I read csv's from url and I would like to build a unique dataframe. The csv's corresponds to a timeseries of measurements for one parameter for a unique location (e.g each url is associated to a location and a unique parameter).
parameter = ['pm10','pm2.5','o3','no2']
location = [ 'Nabel_LUG', 'Nabel_MAG']
urls = []
dfs = []
CSV_URL = 'http://www.oasi.ti.ch/web/rest/measure/csv?domain=air&resolution=y¶meter={}&from=2007-01-01&to=2017-04-28&location={}'
for l in location:
for p in parameter:
url = CSV_URL.format( p, l)
urls.append(url)
urls here is a list of url from which i get the csv's.
dfs = [(pd.read_csv(url, comment='#', sep=';', usecols=[0, 1], index_col='data')) for url in urls]
result_pm10 = pd.concat(dfs, keys=location)

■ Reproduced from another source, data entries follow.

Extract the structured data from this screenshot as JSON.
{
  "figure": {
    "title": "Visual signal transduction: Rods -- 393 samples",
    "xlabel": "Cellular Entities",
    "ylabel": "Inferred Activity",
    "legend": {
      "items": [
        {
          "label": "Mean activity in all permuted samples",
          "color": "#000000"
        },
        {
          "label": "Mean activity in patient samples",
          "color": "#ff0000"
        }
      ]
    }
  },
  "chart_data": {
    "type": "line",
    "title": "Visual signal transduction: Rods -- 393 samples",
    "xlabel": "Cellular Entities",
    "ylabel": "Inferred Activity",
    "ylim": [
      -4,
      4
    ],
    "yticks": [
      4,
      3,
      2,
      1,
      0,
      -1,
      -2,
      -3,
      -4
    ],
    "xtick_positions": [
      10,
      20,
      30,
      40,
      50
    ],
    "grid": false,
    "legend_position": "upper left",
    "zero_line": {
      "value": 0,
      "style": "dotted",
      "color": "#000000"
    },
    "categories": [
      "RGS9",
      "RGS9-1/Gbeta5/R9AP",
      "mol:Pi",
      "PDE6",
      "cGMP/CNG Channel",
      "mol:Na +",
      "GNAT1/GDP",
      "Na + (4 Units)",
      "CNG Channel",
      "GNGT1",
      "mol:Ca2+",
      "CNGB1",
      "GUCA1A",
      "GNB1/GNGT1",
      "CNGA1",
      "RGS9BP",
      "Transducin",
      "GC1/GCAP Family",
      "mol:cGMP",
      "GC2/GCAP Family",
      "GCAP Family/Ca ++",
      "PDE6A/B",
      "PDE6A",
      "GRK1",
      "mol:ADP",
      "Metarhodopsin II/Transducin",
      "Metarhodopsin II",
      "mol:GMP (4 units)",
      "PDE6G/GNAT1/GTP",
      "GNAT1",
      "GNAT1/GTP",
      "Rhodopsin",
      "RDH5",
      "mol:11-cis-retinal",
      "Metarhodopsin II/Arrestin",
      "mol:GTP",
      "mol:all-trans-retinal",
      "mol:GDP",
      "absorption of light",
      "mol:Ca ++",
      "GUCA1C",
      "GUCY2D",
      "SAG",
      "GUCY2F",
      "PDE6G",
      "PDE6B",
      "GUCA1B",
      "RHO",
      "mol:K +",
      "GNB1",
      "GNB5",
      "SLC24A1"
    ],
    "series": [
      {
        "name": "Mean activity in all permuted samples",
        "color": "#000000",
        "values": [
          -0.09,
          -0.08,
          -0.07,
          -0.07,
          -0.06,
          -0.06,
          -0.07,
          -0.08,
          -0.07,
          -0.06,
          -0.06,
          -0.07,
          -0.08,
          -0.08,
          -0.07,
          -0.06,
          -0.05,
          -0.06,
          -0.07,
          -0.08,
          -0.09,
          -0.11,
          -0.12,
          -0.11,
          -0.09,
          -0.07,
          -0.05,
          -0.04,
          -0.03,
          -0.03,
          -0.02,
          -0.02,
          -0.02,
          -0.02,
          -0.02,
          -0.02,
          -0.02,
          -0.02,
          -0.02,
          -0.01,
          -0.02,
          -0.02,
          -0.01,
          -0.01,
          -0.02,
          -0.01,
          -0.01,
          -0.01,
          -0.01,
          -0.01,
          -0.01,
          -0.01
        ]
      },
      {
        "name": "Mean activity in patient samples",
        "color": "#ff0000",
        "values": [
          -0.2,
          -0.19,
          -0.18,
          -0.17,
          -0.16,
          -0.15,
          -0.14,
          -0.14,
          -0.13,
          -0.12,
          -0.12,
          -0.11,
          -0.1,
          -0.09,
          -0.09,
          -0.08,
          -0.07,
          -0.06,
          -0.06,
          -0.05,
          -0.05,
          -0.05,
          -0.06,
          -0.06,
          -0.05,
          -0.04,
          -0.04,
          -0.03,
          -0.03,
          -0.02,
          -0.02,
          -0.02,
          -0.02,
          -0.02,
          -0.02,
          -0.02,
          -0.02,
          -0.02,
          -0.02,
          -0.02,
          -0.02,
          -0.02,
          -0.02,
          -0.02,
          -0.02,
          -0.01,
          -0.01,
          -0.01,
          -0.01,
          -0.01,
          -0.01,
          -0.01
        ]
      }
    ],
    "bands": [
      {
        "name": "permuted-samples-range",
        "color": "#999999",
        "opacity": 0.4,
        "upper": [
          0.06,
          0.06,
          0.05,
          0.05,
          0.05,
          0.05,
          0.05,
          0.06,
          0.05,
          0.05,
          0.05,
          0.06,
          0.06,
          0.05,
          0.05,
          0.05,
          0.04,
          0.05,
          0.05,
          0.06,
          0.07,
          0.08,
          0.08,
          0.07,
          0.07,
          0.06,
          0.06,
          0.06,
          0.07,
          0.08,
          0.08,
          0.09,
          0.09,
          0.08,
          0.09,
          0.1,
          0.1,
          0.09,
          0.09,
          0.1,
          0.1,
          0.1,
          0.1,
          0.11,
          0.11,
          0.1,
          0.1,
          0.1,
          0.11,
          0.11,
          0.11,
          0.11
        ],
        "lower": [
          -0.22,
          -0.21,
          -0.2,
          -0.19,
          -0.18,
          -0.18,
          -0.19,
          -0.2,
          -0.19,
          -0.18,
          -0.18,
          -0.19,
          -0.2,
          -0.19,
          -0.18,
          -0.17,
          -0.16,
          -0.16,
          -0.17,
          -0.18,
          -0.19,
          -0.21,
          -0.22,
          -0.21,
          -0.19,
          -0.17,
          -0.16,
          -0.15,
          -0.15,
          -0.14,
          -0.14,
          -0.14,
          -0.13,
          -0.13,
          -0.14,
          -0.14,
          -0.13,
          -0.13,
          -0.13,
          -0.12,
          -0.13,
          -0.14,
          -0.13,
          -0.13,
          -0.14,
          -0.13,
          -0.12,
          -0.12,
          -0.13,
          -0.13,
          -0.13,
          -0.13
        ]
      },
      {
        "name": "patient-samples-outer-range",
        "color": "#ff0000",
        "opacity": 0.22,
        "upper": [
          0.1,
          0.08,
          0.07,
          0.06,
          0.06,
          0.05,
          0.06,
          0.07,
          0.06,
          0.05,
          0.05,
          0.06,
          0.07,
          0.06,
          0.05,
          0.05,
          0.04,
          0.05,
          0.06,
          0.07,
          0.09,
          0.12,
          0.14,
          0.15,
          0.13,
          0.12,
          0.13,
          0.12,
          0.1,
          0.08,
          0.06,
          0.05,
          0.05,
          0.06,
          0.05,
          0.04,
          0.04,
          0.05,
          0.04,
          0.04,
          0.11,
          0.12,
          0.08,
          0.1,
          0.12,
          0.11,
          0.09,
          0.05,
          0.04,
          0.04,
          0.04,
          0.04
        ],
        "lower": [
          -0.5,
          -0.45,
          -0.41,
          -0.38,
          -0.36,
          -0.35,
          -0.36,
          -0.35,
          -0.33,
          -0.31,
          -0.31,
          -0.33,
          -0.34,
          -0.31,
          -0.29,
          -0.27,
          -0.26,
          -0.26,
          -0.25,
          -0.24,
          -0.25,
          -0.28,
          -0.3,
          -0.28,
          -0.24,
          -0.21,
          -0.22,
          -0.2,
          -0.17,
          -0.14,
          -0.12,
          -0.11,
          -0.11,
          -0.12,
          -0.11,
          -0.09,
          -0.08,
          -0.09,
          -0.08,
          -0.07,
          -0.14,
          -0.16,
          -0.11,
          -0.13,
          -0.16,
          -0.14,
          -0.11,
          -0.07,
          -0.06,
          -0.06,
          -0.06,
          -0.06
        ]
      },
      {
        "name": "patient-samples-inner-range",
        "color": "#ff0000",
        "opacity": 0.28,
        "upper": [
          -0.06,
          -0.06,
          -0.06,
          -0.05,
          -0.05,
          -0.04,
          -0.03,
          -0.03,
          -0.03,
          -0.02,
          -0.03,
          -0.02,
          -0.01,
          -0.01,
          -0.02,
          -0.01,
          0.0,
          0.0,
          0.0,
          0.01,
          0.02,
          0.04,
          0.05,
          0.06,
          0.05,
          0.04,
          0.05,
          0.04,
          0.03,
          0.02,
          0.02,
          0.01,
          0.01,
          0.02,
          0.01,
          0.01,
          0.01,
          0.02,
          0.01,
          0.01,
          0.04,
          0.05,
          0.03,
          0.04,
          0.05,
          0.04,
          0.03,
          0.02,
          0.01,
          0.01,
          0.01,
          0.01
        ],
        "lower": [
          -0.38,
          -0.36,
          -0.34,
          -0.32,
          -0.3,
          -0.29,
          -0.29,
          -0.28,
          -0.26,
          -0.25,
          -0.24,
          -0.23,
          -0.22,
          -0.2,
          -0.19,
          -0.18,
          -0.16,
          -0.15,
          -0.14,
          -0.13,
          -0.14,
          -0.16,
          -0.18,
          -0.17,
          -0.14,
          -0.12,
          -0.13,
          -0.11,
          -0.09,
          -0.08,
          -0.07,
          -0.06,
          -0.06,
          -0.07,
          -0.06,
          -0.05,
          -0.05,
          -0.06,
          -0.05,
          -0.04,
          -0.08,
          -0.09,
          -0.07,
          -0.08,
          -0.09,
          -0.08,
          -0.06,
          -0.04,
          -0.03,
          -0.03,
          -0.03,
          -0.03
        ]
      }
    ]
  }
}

result_pm10 is a dataframe that contains all the location's timeseries for a specific parameter e.g.:
data PM10
Nabel_LUG 01.07.2011 01:00 21.0
Nabel_LUG 01.07.2012 01:00 21.0
Nabel_LUG 01.07.2013 01:00 18.0
Nabel_LUG 01.07.2014 01:00 15.0
Nabel_LUG 01.07.2015 01:00 18.0
Nabel_LUG 01.07.2016 01:00 16.0
Nabel_LUG 01.07.2017 01:00 24.0
Nabel_MAG 01.07.2011 01:00 24.0
Nabel_MAG 01.07.2012 01:00 21.0
Nabel_MAG 01.07.2013 01:00 19.0
Nabel_MAG 01.07.2014 01:00 15.0
Nabel_MAG 01.07.2015 01:00 19.0
Nabel_MAG 01.07.2016 01:00 15.0
Nabel_MAG 01.07.2017 01:00 22.0
I would like to obtain something like this
data PM10 O3 NO2
Nabel_LUG 01.07.2011 01:00 21.0 683.0 34.0
Nabel_LUG 01.07.2012 01:00 21.0 668.0 32.0
Nabel_LUG 01.07.2013 01:00 18.0 707.0 31.0
Nabel_LUG 01.07.2014 01:00 15.0 366.0 29.0
Nabel_LUG 01.07.2015 01:00 18.0 804.0 30.0
Nabel_LUG 01.07.2016 01:00 16.0 550.0 28.0
Nabel_LUG 01.07.2017 01:00 24.0 45.0 37.0
Nabel_MAG 01.07.2011 01:00 24.0 540.0 20.0
Nabel_MAG 01.07.2012 01:00 21.0 432.0 19.0
Nabel_MAG 01.07.2013 01:00 19.0 494.0 18.0
Nabel_MAG 01.07.2014 01:00 15.0 259.0 20.0
Nabel_MAG 01.07.2015 01:00 19.0 596.0 18.0
Nabel_MAG 01.07.2016 01:00 15.0 363.0 21.0
Nabel_MAG 01.07.2017 01:00 22.0 65.0 24.0
But I'm only able to do this by repeating the above code for each parameter separately and then doing something like
df_parameter = [result_pm10, result_pm25, result_o3, result_no2]
result = pd.concat(df_parameter, axis=1)
There is a way to do this in a more efficient way (especially when there are much more parameter)?